54丁目254番地にそびえる、スタジオ54。
リッチなだけでもダメ。ホットなだけでもダメ。
特別ななにかを持っている人間だけが、あの狂騒の住人となれるのだ。

しかし男には、作戦があるらしい。
勤務先のバーで耳をそばだてて仕入れた情報が本当ならば、
この建物にはガードマンの死角となった裏口があるという。
中にいる人間のほとんどは酒かドラッグで意識なんてないも同然だから、
外のガードマンたちをかわしさえすれば、
そこから中に入るのはそう難しくないというのだ。
裏口へと回り込む算段を男が立てていると、
ショートカットの見知らぬ女が近づいてきた。
そして彼の手を取ると、すいすいと裏口へたどり着き、扉を開ける。
あっけにとられている男を引っ張り、
女はそのまま慣れた様子で暗い廊下を進んでゆく。
もう一つの扉を女が開く。
その途端、ありえないほどの歓声と爆音の
ディスコ・ミュージックが飛び込んできた。
音楽とドラッグとセックスが充満するフロア。
トップレスの女の子たちが、Chicの「Le freak」に合わせて腰をくねらせる。
夢にまでみた光景が、男の目の前に広がっている。
奥のソファでは、アンディ・ウォーホルがジェリー・ホールに
シャンパンを注いでいる。
念願のサラダボウルの中身に、男はようやくなることができたのだ。

ダンスフロアで踊る、男と女。
さて、この女は誰だったろう? 男は考える。
勤務先のバーの常連だろうか。
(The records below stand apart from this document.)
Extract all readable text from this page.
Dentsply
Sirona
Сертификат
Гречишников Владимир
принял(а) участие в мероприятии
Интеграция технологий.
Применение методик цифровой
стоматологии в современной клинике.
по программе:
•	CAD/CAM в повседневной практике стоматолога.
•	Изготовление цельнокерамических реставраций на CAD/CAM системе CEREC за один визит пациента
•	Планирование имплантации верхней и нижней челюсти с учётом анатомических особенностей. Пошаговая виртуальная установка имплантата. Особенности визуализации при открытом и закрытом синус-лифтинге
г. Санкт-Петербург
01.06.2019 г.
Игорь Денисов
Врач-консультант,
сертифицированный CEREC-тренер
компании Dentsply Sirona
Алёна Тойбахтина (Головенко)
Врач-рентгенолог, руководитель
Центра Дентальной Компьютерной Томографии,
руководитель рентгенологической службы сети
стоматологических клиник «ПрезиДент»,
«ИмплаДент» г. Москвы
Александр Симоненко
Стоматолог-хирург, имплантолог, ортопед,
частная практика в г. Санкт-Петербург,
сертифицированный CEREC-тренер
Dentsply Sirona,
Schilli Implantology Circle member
しかし、こんな美人を俺が忘れるわけはない。
男は女に答えを求めようとするも、
彼女は人差し指を口に当て、ニッと笑みを返すばかり。
まあいいじゃないか。名前なんかここでは必要ない。
ファンキーなリフに合わせれば、いつしか体は浮き上がる。
そうして、最高潮の興奮を彼らは手に入れるのだ。
男と女は、キスを繰り返す。レコードは回り続ける。
どうせいつか人生が終わるならば、こんな夜で終わってほしい。
男は心から願う。

朝のざわめきと太陽の眩しさで、男は目を覚ます。
何があったのか、なんとか脳みそを働かせようとする。
しかしわかることはと言えば、
自分がゴミ捨て場に倒れこんでいるということ。
右頬や脇腹がやたら痛むということ。
一張羅のスーツはひどい悪臭を放っているということ。
裏口からの侵入がばれて追い出された、というところか。
では彼女は? 彼女も一緒に追い出されたのだろうか。
男は辺りを見回しながら、ぼんやりと、キスをした女の顔を思い出す。
その口元、鼻、目…。
そしてはたと気づき、呆然とする。
あれはウォーホルのミューズ、イーディ・セジウィック以外の
何者でもないじゃないか。
1971年に薬物の過剰摂取で亡くなった、あのショートカットの妖精。
彼女の死にメディアは大騒ぎをしたけれど、それももう古い話だ。
ひとたび夜の帳が下りてしまえば、
人間と亡霊との間の線引きなんてあやふやなものかもしれない。
男は妙に納得して、家へと歩き出す。

そして今夜も、一夜限りの栄光を手にしようと、
その扉の前には人だかりが生まれる。